Tamara Reyes-Robles, from Merck Research Laboratory's Exploratory Science Center, will deliver a seminar entitled, "Understanding Immune Cell Interactions via Photocatalysis." Hosted by Tania Lupoli.
For more information about Tamara Reyes-Robles, click here.
Abstract: Membrane protein interactions occurring on the same cell surface (cis) and across different cells (trans) play essential roles in regulating cellular function. A prominent example is the surface interactions between immunomodulatory receptors (IMRs) to initiate and regulate immune responses. The success in modulating these interactions with checkpoint inhibitors underscores the high value in understanding IMRs and the proteins that can affect their functions. A powerful technique for the unbiased assessment of protein-protein interactions or bystander proteins with effector function on the cell surface is protein proximity labeling. Enzyme-based strategies have been developed over the last 10 years that either generate a reactive labeling species in proximity to the protein of interest, or physically “stamp” neighboring proteins.
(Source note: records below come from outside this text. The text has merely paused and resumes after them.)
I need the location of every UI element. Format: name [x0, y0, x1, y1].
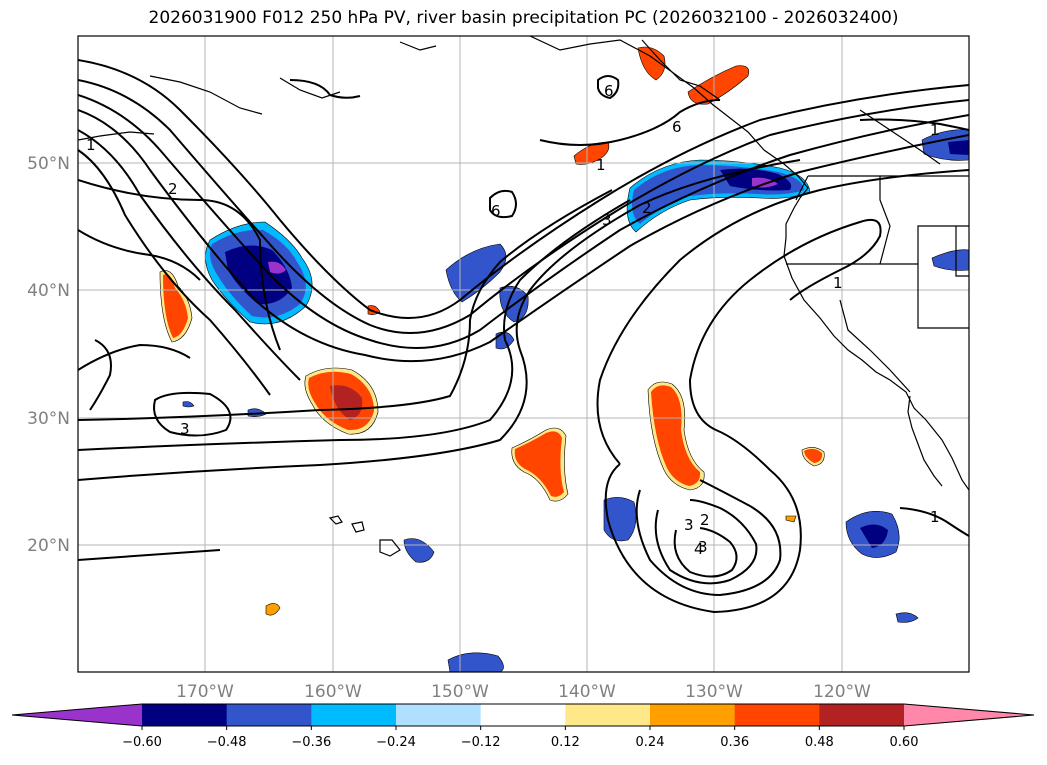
- colorbar-tick-label: −0.12: [461, 735, 501, 750]
- lat-label: 40°N: [27, 281, 70, 301]
- lat-label: 30°N: [27, 409, 70, 429]
- contour-label: 4: [694, 540, 704, 558]
- contour-label: 2: [168, 180, 178, 198]
- colorbar-tick-label: −0.60: [122, 735, 162, 750]
- contour-label: 6: [491, 202, 501, 220]
- contour-label: 3: [602, 211, 612, 229]
- colorbar-tick-label: 0.48: [805, 735, 834, 750]
- contour-label: 1: [930, 121, 940, 139]
- pv-contours: [78, 59, 969, 614]
- lat-label: 20°N: [27, 536, 70, 556]
- lon-label: 170°W: [176, 682, 234, 702]
- colorbar-tick-label: −0.24: [376, 735, 416, 750]
- map-title: 2026031900 F012 250 hPa PV, river basin …: [148, 8, 899, 28]
- contour-label: 2: [642, 199, 652, 217]
- contour-label: 2: [700, 511, 710, 529]
- colorbar: −0.60 −0.48 −0.36 −0.24 −0.12 0.12 0.24 0.36 0.4…: [11, 703, 1035, 750]
- contour-label: 1: [86, 136, 96, 154]
- colorbar-segment: [396, 704, 482, 726]
- colorbar-segment: [480, 704, 566, 726]
- colorbar-segment: [142, 704, 228, 726]
- colorbar-segment: [226, 704, 312, 726]
- colorbar-segment: [565, 704, 651, 726]
- lon-label: 140°W: [558, 682, 616, 702]
- lon-label: 130°W: [685, 682, 743, 702]
- colorbar-tick-label: 0.24: [636, 735, 665, 750]
- colorbar-segment: [734, 704, 820, 726]
- colorbar-tick-label: −0.48: [207, 735, 247, 750]
- colorbar-tick-label: 0.36: [720, 735, 749, 750]
- colorbar-tick-label: 0.60: [890, 735, 919, 750]
- contour-label: 6: [604, 82, 614, 100]
- lon-label: 120°W: [813, 682, 871, 702]
- contour-label: 1: [833, 274, 843, 292]
- contour-labels: 1 2 3 6 6 6 1 3 2 1 1 3 3 2 4 1: [86, 82, 940, 558]
- colorbar-segment: [311, 704, 397, 726]
- map-frame: [77, 35, 970, 673]
- lon-label: 150°W: [431, 682, 489, 702]
- colorbar-segment: [819, 704, 905, 726]
- contour-label: 3: [684, 516, 694, 534]
- contour-label: 3: [180, 420, 190, 438]
- latitude-labels: 50°N 40°N 30°N 20°N: [27, 154, 70, 556]
- colorbar-segment: [650, 704, 736, 726]
- colorbar-extend-max: [904, 704, 1034, 726]
- lat-label: 50°N: [27, 154, 70, 174]
- lon-label: 160°W: [304, 682, 362, 702]
- map-panel: 1 2 3 6 6 6 1 3 2 1 1 3 3 2 4 1: [78, 36, 969, 672]
- colorbar-tick-label: 0.12: [551, 735, 580, 750]
- longitude-labels: 170°W 160°W 150°W 140°W 130°W 120°W: [176, 682, 871, 702]
- contour-label: 3: [698, 538, 708, 556]
- contour-label: 1: [596, 156, 606, 174]
- colorbar-extend-min: [12, 704, 142, 726]
- contour-label: 6: [672, 118, 682, 136]
- colorbar-tick-label: −0.36: [291, 735, 331, 750]
- contour-label: 1: [930, 508, 940, 526]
The success of these approaches has led to the consideration of other chemical-based methods that are smaller in size, temporally controlled, and/or can avoid harsh treatment conditions. A remarkable example is the use of photocatalytic-based transformations whereby protein residues are labeled in the presence of visible light and a photocatalyst to alter protein activity and/or probe cellular function. To this end, we have successfully developed a visible light- activated labeling strategy for temporally-controlled membrane protein proximity labeling. This talk will describe the successful demonstration of this novel labeling technology on different cell types including a two-cell, immune synapse system with the end goal of identifying proteins with effector function.